La plus grosse inconnue, cependant, est la tolérance dont fera preuve la population mondiale devant les ravages infligés à sa vie par les tentatives de résolution des difficultés du capitalisme. Quel que soit le mélange de stimulation et de respect de la liberté du marché adopté par les gouvernements, il sera payé par la majorité de la classe ouvrière, par plus de chômage ou par des salaires inférieurs et moins d’avantages sociaux – en fait, comme nous pouvons déjà le constater, ce sera les deux. Les gens voudront-ils repartir à la guerre, comme lors des dernières grandes crises, pour assurer de meilleures conditions à leurs entreprises nationales ? Les Européens, quels que soient les projets de leurs gouvernements, semblent avoir appris leur leçon à cet égard, tandis que l’acceptation de la guerre par la population américaine semble avoir faibli après la série de défaites et d’impasses en Corée, au Vietnam et en Irak et bientôt en Afghanistan. Les gens vont-ils au contraire s’occuper d’améliorer leurs propres conditions de vie de la façon concrète et immédiate qu’exigera une économie en déroute ? Les millions de nouveaux SDF vont-ils voir dans les maisons saisies vides, les marchandises invendables et les aliments stockés par le gouvernement, le moyen de se maintenir en vie ? Sans aucun doute, et, comme par le passé, les Américains exigeront que l’industrie ou le gouvernement leur procurent des emplois, mais comme ces exigences se heurtent aux limites économiques, il leur viendra peut-être aussi à l’esprit que les usines, les bureaux, les fermes et autres lieux de travail existeront encore même s’ils ne sont plus rentables, et qu’on peut les mettre en marche pour produire les marchandises dont les gens ont besoin. Même s’il n’y a pas assez de postes – d’emploi rémunéré par les entreprises ou l’Etat – il y a énormément de travail à faire si les gens organisent la production et la distribution pour eux-mêmes, en dehors des contraintes de l’économie marchande.

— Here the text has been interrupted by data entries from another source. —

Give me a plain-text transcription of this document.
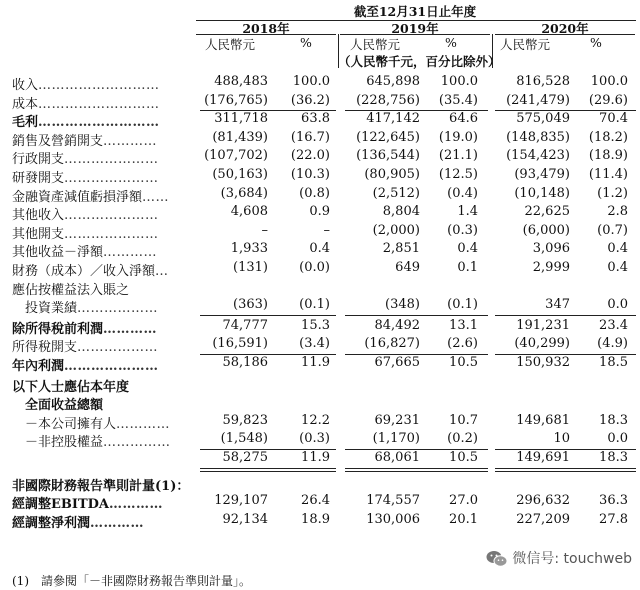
截至12月31日止年度
2018年	2019年	2020年
人民幣元	%	人民幣元	%	人民幣元	%
（人民幣千元，百分比除外）
收入………………………	488,483	100.0	645,898	100.0	816,528	100.0
成本………………………	(176,765)	(36.2)	(228,756)	(35.4)	(241,479)	(29.6)
毛利………………………	311,718	63.8	417,142	64.6	575,049	70.4
銷售及營銷開支…………	(81,439)	(16.7)	(122,645)	(19.0)	(148,835)	(18.2)
行政開支…………………	(107,702)	(22.0)	(136,544)	(21.1)	(154,423)	(18.9)
研發開支…………………	(50,163)	(10.3)	(80,905)	(12.5)	(93,479)	(11.4)
金融資產減值虧損淨額……	(3,684)	(0.8)	(2,512)	(0.4)	(10,148)	(1.2)
其他收入…………………	4,608	0.9	8,804	1.4	22,625	2.8
其他開支…………………	–	–	(2,000)	(0.3)	(6,000)	(0.7)
其他收益－淨額…………	1,933	0.4	2,851	0.4	3,096	0.4
財務（成本）／收入淨額…	(131)	(0.0)	649	0.1	2,999	0.4
應佔按權益法入賬之
　投資業績………………	(363)	(0.1)	(348)	(0.1)	347	0.0
除所得稅前利潤…………	74,777	15.3	84,492	13.1	191,231	23.4
所得稅開支………………	(16,591)	(3.4)	(16,827)	(2.6)	(40,299)	(4.9)
年內利潤…………………	58,186	11.9	67,665	10.5	150,932	18.5
以下人士應佔本年度
　全面收益總額
　－本公司擁有人…………	59,823	12.2	69,231	10.7	149,681	18.3
　－非控股權益……………	(1,548)	(0.3)	(1,170)	(0.2)	10	0.0
58,275	11.9	68,061	10.5	149,691	18.3
非國際財務報告準則計量(1)：
經調整EBITDA…………	129,107	26.4	174,557	27.0	296,632	36.3
經調整淨利潤…………	92,134	18.9	130,006	20.1	227,209	27.8
(1)　請參閱「－非國際財務報告準則計量」。
微信号: touchweb
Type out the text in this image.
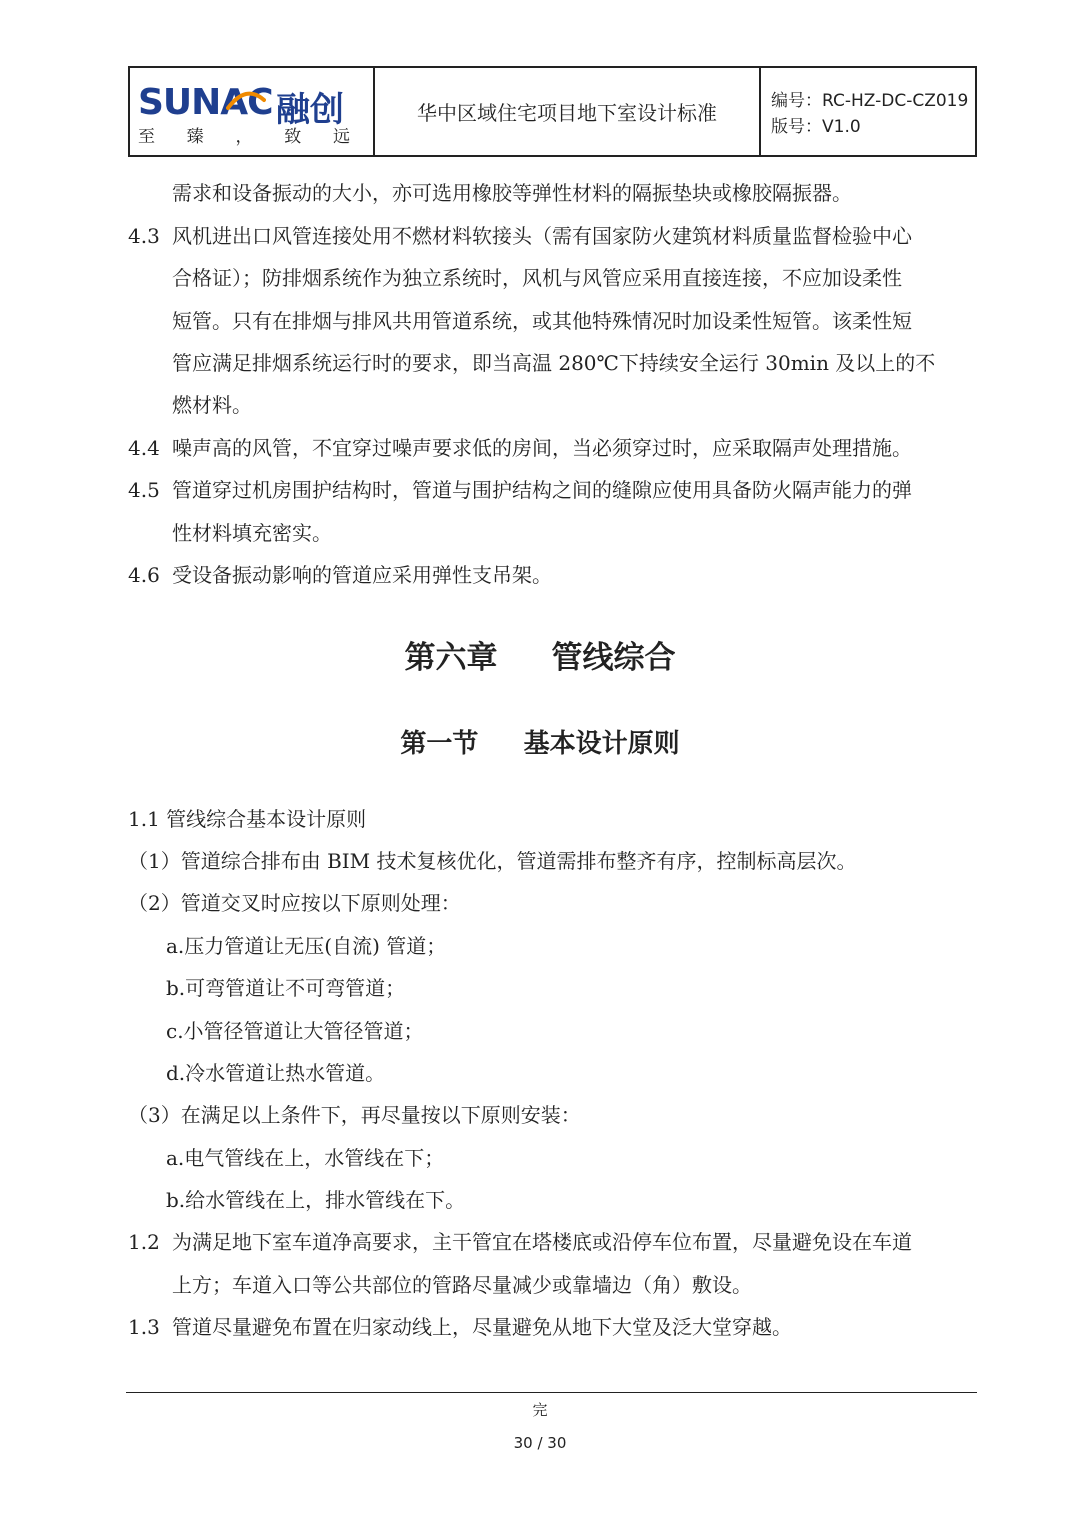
SUNAC 融创
至 臻 ， 致 远
华中区域住宅项目地下室设计标准	编号：RC-HZ-DC-CZ019
版号：V1.0
需求和设备振动的大小，亦可选用橡胶等弹性材料的隔振垫块或橡胶隔振器。
4.3 风机进出口风管连接处用不燃材料软接头（需有国家防火建筑材料质量监督检验中心
合格证）；防排烟系统作为独立系统时，风机与风管应采用直接连接，不应加设柔性
短管。只有在排烟与排风共用管道系统，或其他特殊情况时加设柔性短管。该柔性短
管应满足排烟系统运行时的要求，即当高温 280℃下持续安全运行 30min 及以上的不
燃材料。
4.4 噪声高的风管，不宜穿过噪声要求低的房间，当必须穿过时，应采取隔声处理措施。
4.5 管道穿过机房围护结构时，管道与围护结构之间的缝隙应使用具备防火隔声能力的弹
性材料填充密实。
4.6 受设备振动影响的管道应采用弹性支吊架。
第六章     管线综合
第一节     基本设计原则
1.1 管线综合基本设计原则
（1）管道综合排布由 BIM 技术复核优化，管道需排布整齐有序，控制标高层次。
（2）管道交叉时应按以下原则处理：
a.压力管道让无压(自流) 管道；
b.可弯管道让不可弯管道；
c.小管径管道让大管径管道；
d.冷水管道让热水管道。
（3）在满足以上条件下，再尽量按以下原则安装：
a.电气管线在上，水管线在下；
b.给水管线在上，排水管线在下。
1.2 为满足地下室车道净高要求，主干管宜在塔楼底或沿停车位布置，尽量避免设在车道
上方；车道入口等公共部位的管路尽量减少或靠墙边（角）敷设。
1.3 管道尽量避免布置在归家动线上，尽量避免从地下大堂及泛大堂穿越。
完
30 / 30
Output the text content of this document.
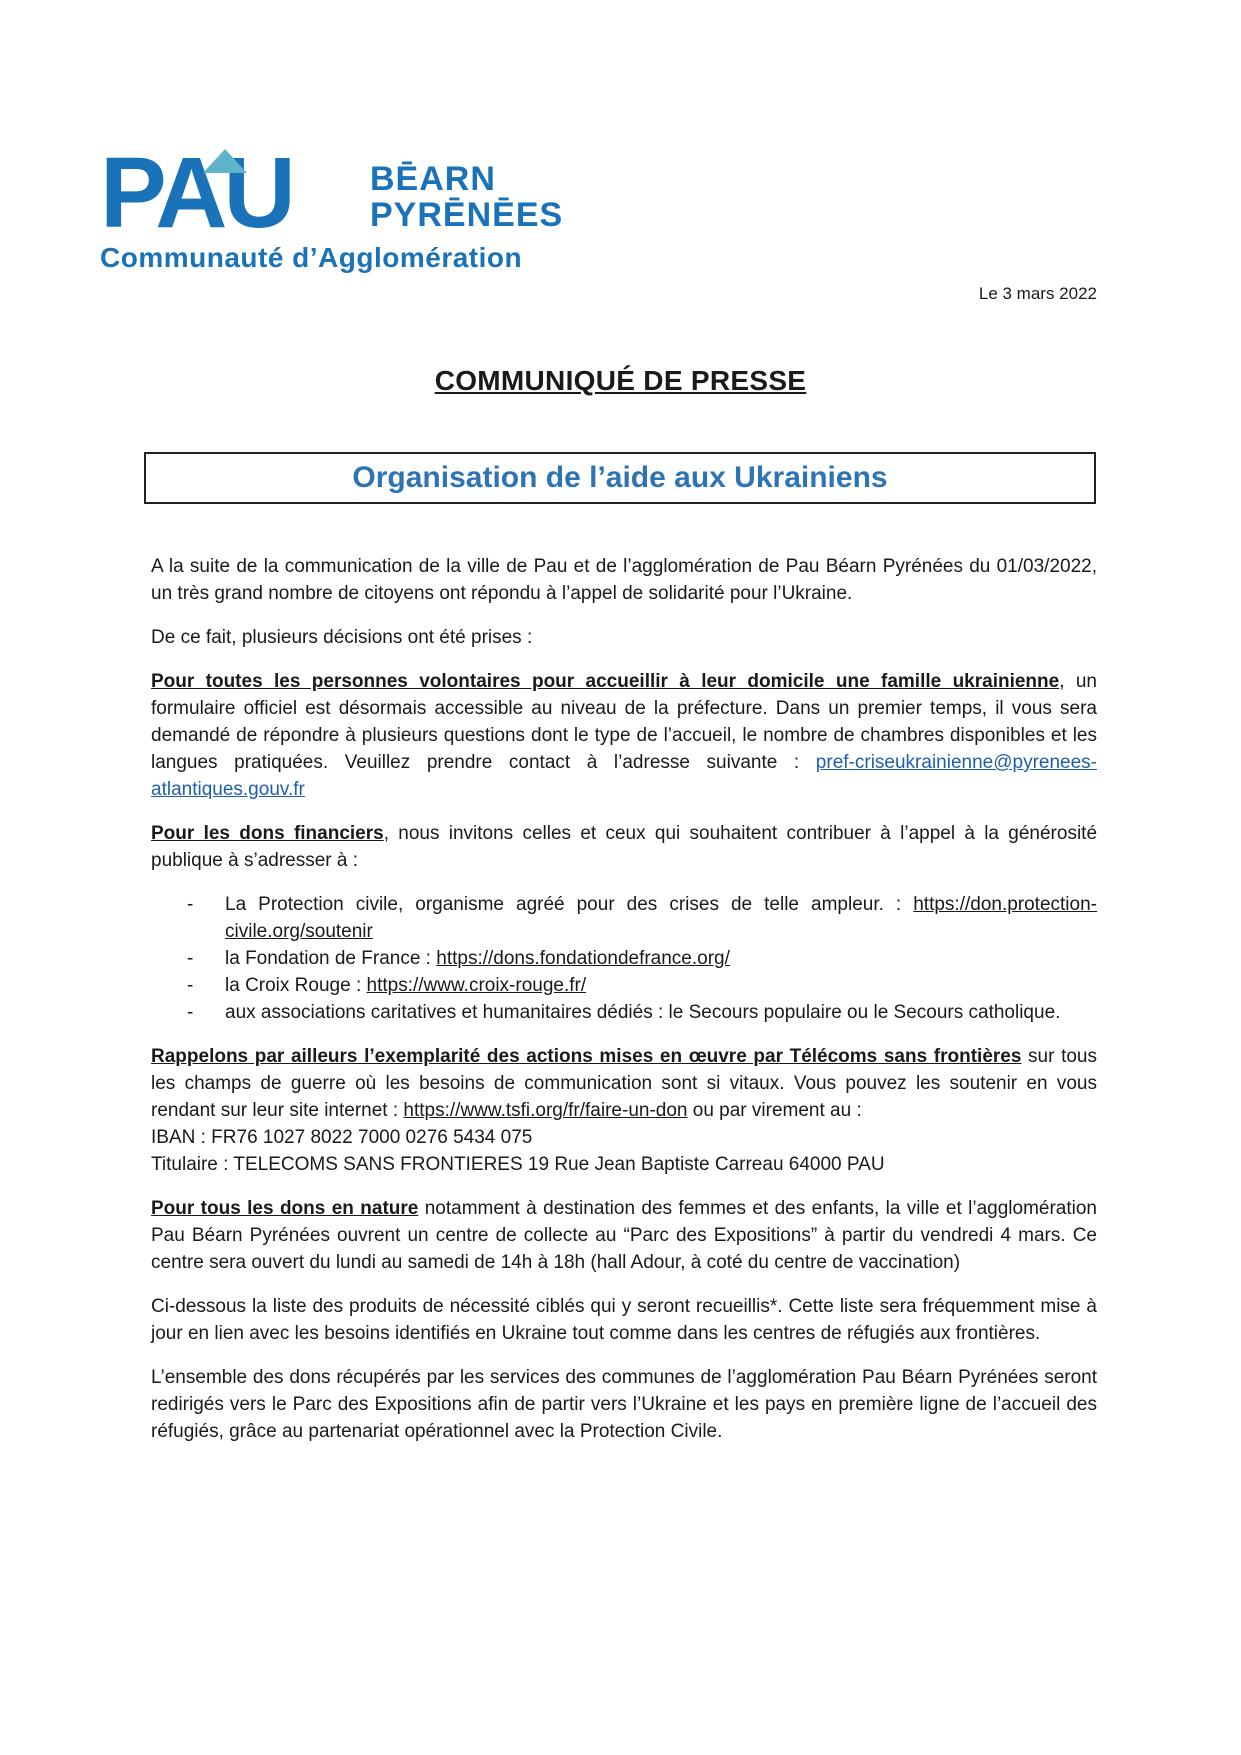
PAU BĒARN
PYRĒNĒES
Communauté d’Agglomération
Le 3 mars 2022
COMMUNIQUÉ DE PRESSE
Organisation de l’aide aux Ukrainiens

A la suite de la communication de la ville de Pau et de l’agglomération de Pau Béarn Pyrénées du 01/03/2022, un très grand nombre de citoyens ont répondu à l’appel de solidarité pour l’Ukraine.

De ce fait, plusieurs décisions ont été prises :

Pour toutes les personnes volontaires pour accueillir à leur domicile une famille ukrainienne, un formulaire officiel est désormais accessible au niveau de la préfecture. Dans un premier temps, il vous sera demandé de répondre à plusieurs questions dont le type de l’accueil, le nombre de chambres disponibles et les langues pratiquées. Veuillez prendre contact à l’adresse suivante : pref-criseukrainienne@pyrenees-atlantiques.gouv.fr

Pour les dons financiers, nous invitons celles et ceux qui souhaitent contribuer à l’appel à la générosité publique à s’adresser à :

- La Protection civile, organisme agréé pour des crises de telle ampleur. : https://don.protection-civile.org/soutenir
- la Fondation de France : https://dons.fondationdefrance.org/
- la Croix Rouge : https://www.croix-rouge.fr/
- aux associations caritatives et humanitaires dédiés : le Secours populaire ou le Secours catholique.

Rappelons par ailleurs l’exemplarité des actions mises en œuvre par Télécoms sans frontières sur tous les champs de guerre où les besoins de communication sont si vitaux. Vous pouvez les soutenir en vous rendant sur leur site internet : https://www.tsfi.org/fr/faire-un-don ou par virement au :
IBAN : FR76 1027 8022 7000 0276 5434 075
Titulaire : TELECOMS SANS FRONTIERES 19 Rue Jean Baptiste Carreau 64000 PAU

Pour tous les dons en nature notamment à destination des femmes et des enfants, la ville et l’agglomération Pau Béarn Pyrénées ouvrent un centre de collecte au “Parc des Expositions” à partir du vendredi 4 mars. Ce centre sera ouvert du lundi au samedi de 14h à 18h (hall Adour, à coté du centre de vaccination)

Ci-dessous la liste des produits de nécessité ciblés qui y seront recueillis*. Cette liste sera fréquemment mise à jour en lien avec les besoins identifiés en Ukraine tout comme dans les centres de réfugiés aux frontières.

L’ensemble des dons récupérés par les services des communes de l’agglomération Pau Béarn Pyrénées seront redirigés vers le Parc des Expositions afin de partir vers l’Ukraine et les pays en première ligne de l’accueil des réfugiés, grâce au partenariat opérationnel avec la Protection Civile.
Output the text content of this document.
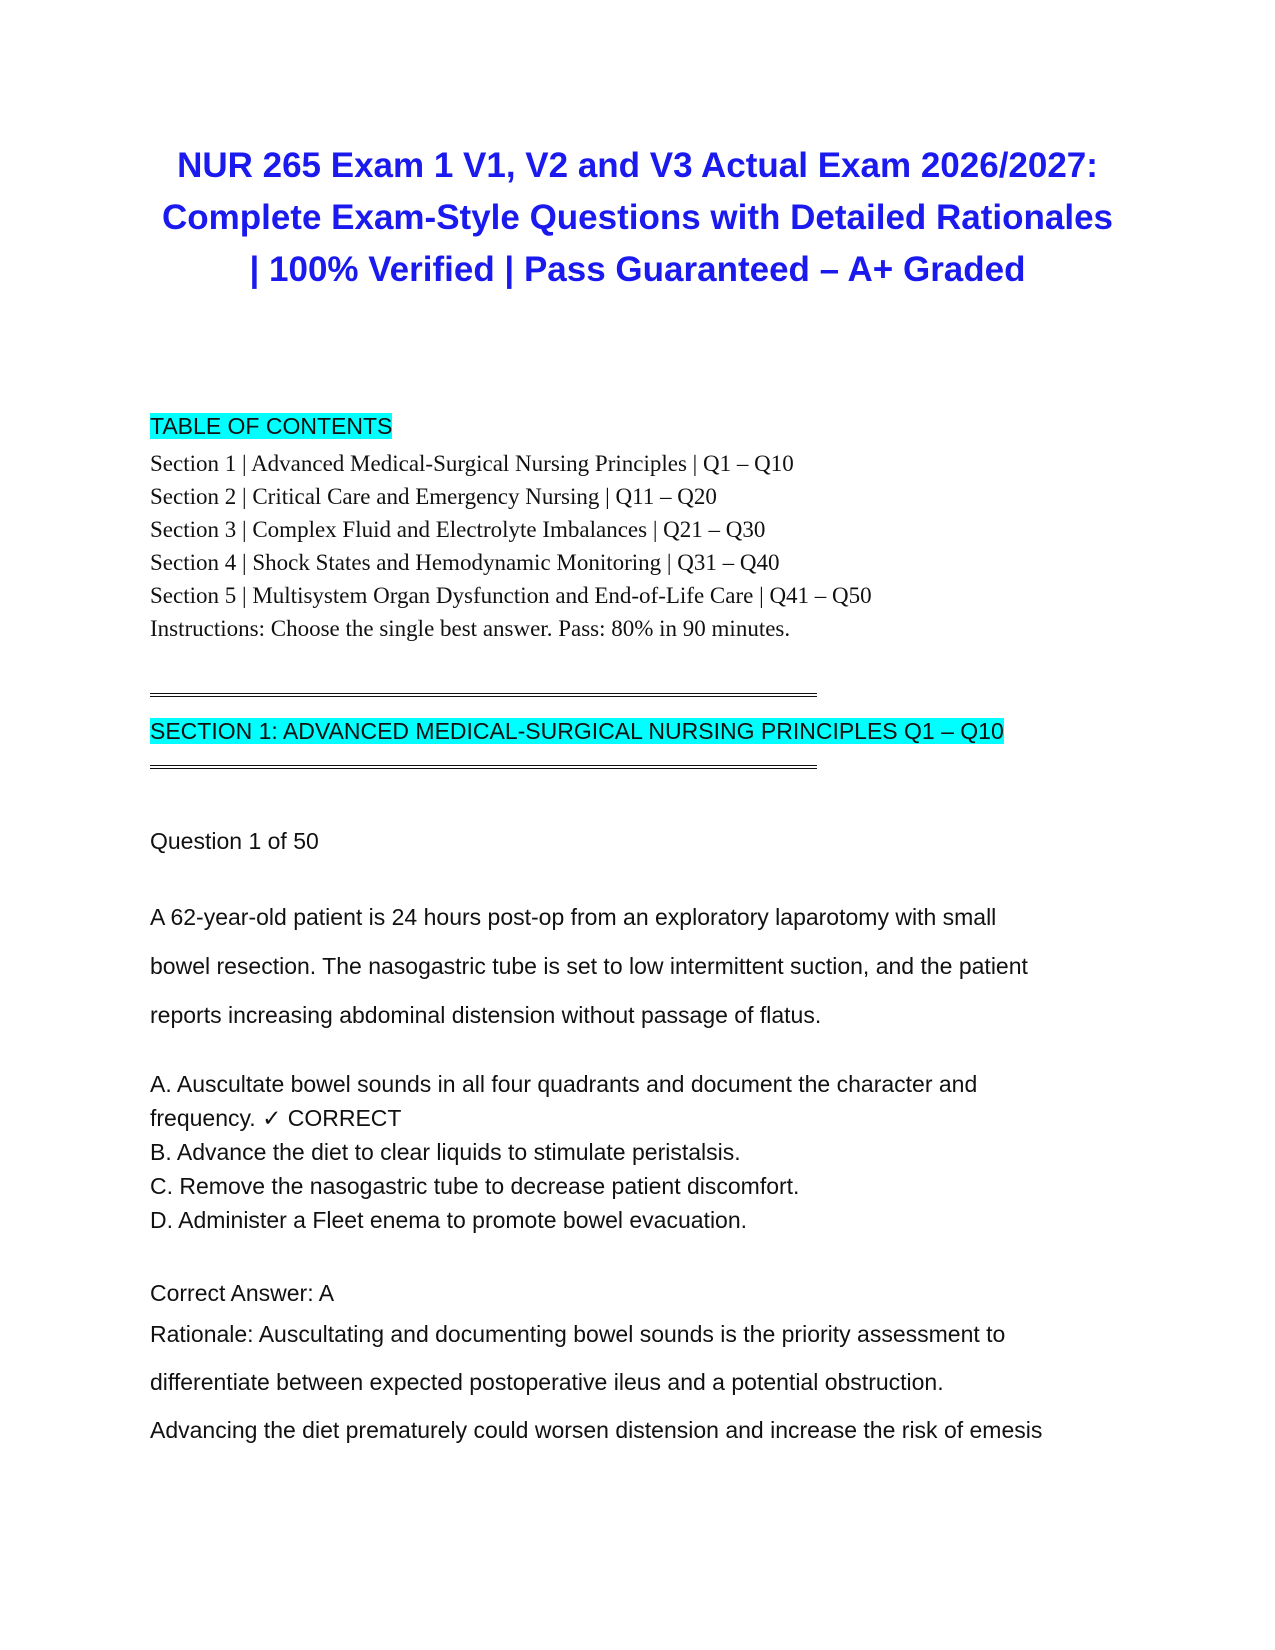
NUR 265 Exam 1 V1, V2 and V3 Actual Exam 2026/2027:
Complete Exam-Style Questions with Detailed Rationales
| 100% Verified | Pass Guaranteed – A+ Graded
TABLE OF CONTENTS
Section 1 | Advanced Medical-Surgical Nursing Principles | Q1 – Q10
Section 2 | Critical Care and Emergency Nursing | Q11 – Q20
Section 3 | Complex Fluid and Electrolyte Imbalances | Q21 – Q30
Section 4 | Shock States and Hemodynamic Monitoring | Q31 – Q40
Section 5 | Multisystem Organ Dysfunction and End-of-Life Care | Q41 – Q50
Instructions: Choose the single best answer. Pass: 80% in 90 minutes.
SECTION 1: ADVANCED MEDICAL-SURGICAL NURSING PRINCIPLES Q1 – Q10
Question 1 of 50
A 62-year-old patient is 24 hours post-op from an exploratory laparotomy with small
bowel resection. The nasogastric tube is set to low intermittent suction, and the patient
reports increasing abdominal distension without passage of flatus.
A. Auscultate bowel sounds in all four quadrants and document the character and
frequency. ✓ CORRECT
B. Advance the diet to clear liquids to stimulate peristalsis.
C. Remove the nasogastric tube to decrease patient discomfort.
D. Administer a Fleet enema to promote bowel evacuation.
Correct Answer: A
Rationale: Auscultating and documenting bowel sounds is the priority assessment to
differentiate between expected postoperative ileus and a potential obstruction.
Advancing the diet prematurely could worsen distension and increase the risk of emesis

Quand nous nous sommes retrouvés dans la merde jusqu’au cou à l’automne 2008, tous ceux qui avaient accès aux médias, du Président aux commentateurs de gauche comme Doug Henwood du Left Business Observer, sont tombés d’accord sur la nécessité de sauver les banques en leur injectant des liquidités prises dans les caisses du gouvernement, de peur que l’économie toute entière ne s’écroule. Mais, sans parler du fait que l’économie est de toute façon en train de s’écrouler, c’est le contraire qui est plus proche de la vérité : si le système financier dans son ensemble s’affaissait et que l’argent cessait d’être la source d’énergie de la production, tout l’appareil productif de la société – les machines, les matières premières et surtout les travailleurs – serait toujours là, ainsi que les besoins humains qu’il pourrait servir. Moins il faudra aux gens d’années de souffrance et de confusion pour s’en rendre compte, mieux ce sera.

P. M. Jr

NOTES

(1) TARP : le Troubled Asset Relief Program est le nom initialement donné au Plan Paulson. Il s’agit d’un programme d’aide aux institutions financières qui possèdent des actifs toxiques.

(2) George Cooper, The Origins of Financial Crises, Harriman House, 2008.